Depois daquele morro que se avista à frente, cercado de verde por todos os lados, e que ao fundo possui um lago tranqüilo, existe uma cidadezinha, construída há muitos anos, que insiste em permanecer no mapa. Dela, hoje, poucos se recordam com precisão e são raros os que dela sabem o nome – Esperança.. Esse nome tem uma origem curiosa e ninguém afirma ao certo se o nome nasceu com a cidade ou se passou a existir desde que descobriram uma antiga moradora, talvez a última que insistia em permanecer lá.
Durante muitos anos aquela cidade viveu da esperança de um trem maria-fumaça que teimosamente passava por lá. Trazia notícias da cidade grande, gente curiosa também. Levava além do barulho ensurdecedor da fricção das rodas do trem com os trilhos e do apito estridente, lágrimas teimosas dos que ficavam. Também levava acenos de braços cansados, de mãos que abanavam, chapéus e de braços longos que seguravam lenços brancos.
Tudo era motivo de tristeza: a chegada de alguém e a partida de outrem. A chegada era triste. A partida era triste para os que ficavam. Os que chegavam da cidade grande se deparavam com uma cidade calma, pequena, onde o tempo não passava e onde as coisas pareciam querer se repetir.
Com a desativação da linha de trem,a cidade foi perdendo a razão de existir e as pessoas começaram a ir embora. A rua principal estava deserta, o cemitério estava abandonado e a igreja não abria mais. Era uma cidade quase deserta, não fosse a existência de uma única moradora que restavam em Esperança – se é que esse é o verdadeiro nome da cidade.
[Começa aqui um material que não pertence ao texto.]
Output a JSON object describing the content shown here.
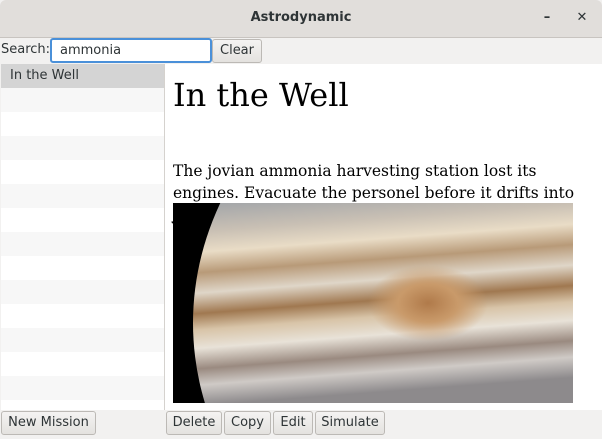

Na antiga estação, uma senhora de grande idade olhava todos os dias o relógio que marcava a chegada do trem. Curiosamente o relógio estava marcando onze horas, exatamente o horário da chegada e, talvez, a hora que marcou a sua última viagem.
- A senhora mora sozinha aqui? – perguntei, sem esperar uma resposta convincente.
- Não, eu não moro – respondi.
- Você também veio esperar o trem?
- Que trem?
- O trem que todos os dias vêm aqui me trazer notícias da cidade!
- Não há mais trem aqui. Ele deixou de vir aqui há muito tempo.
- Como não há mais trem aqui? Todos os dias eu o vejo chegar. Ele traz pessoas e leva pessoas daqui.
- A senhora espera alguém em especial?
- Sim. Eu espero a Esperança!
- Quem é Esperança?
- Esperança? Você não conhece a Esperança? De onde você veio que não conhece a Esperança?
- Desculpe-me, senhora, mas eu não sei quem é Esperança!
- Todos aqui conhecem a Esperança. É ela quem nos mantém vivos.
- Ela é médica do lugar?
- Ela é mais que a médica do lugar. Ela é a vida desse lugar. Se não fosse a Esperança nós não poderíamos viver!
- Afinal, senhora, quem é a Esperança?
- Ela é quem nos guia, mas faz acreditar no futuro, nos faz pensar em coisas melhores...
- Continuo não entendendo quem essa pessoa que a senhora espera tanto.
- Desculpe moço, mas agora tenho que ir...
- O que foi? O trem já chegou?
- Você não o viu? Ele passou e nem parou...
- Não parou por quê?
- Ora, moço, como você é estúpido. O trem não parou porque eu estava falando com você e, por alguns momentos, você me fez esquecer a Esperança...e é sempre assim. Se a gente esquece a Esperanças, as coisas passam em nossa vida e nós nem as sentimos.
A senhora virou-se costas, caminhou rápido e desapareceu naquela cidade que parecia fantasma.
E eu fiquei sem conhecer a Esperança, ou melhor, eu também perdi a Esperança!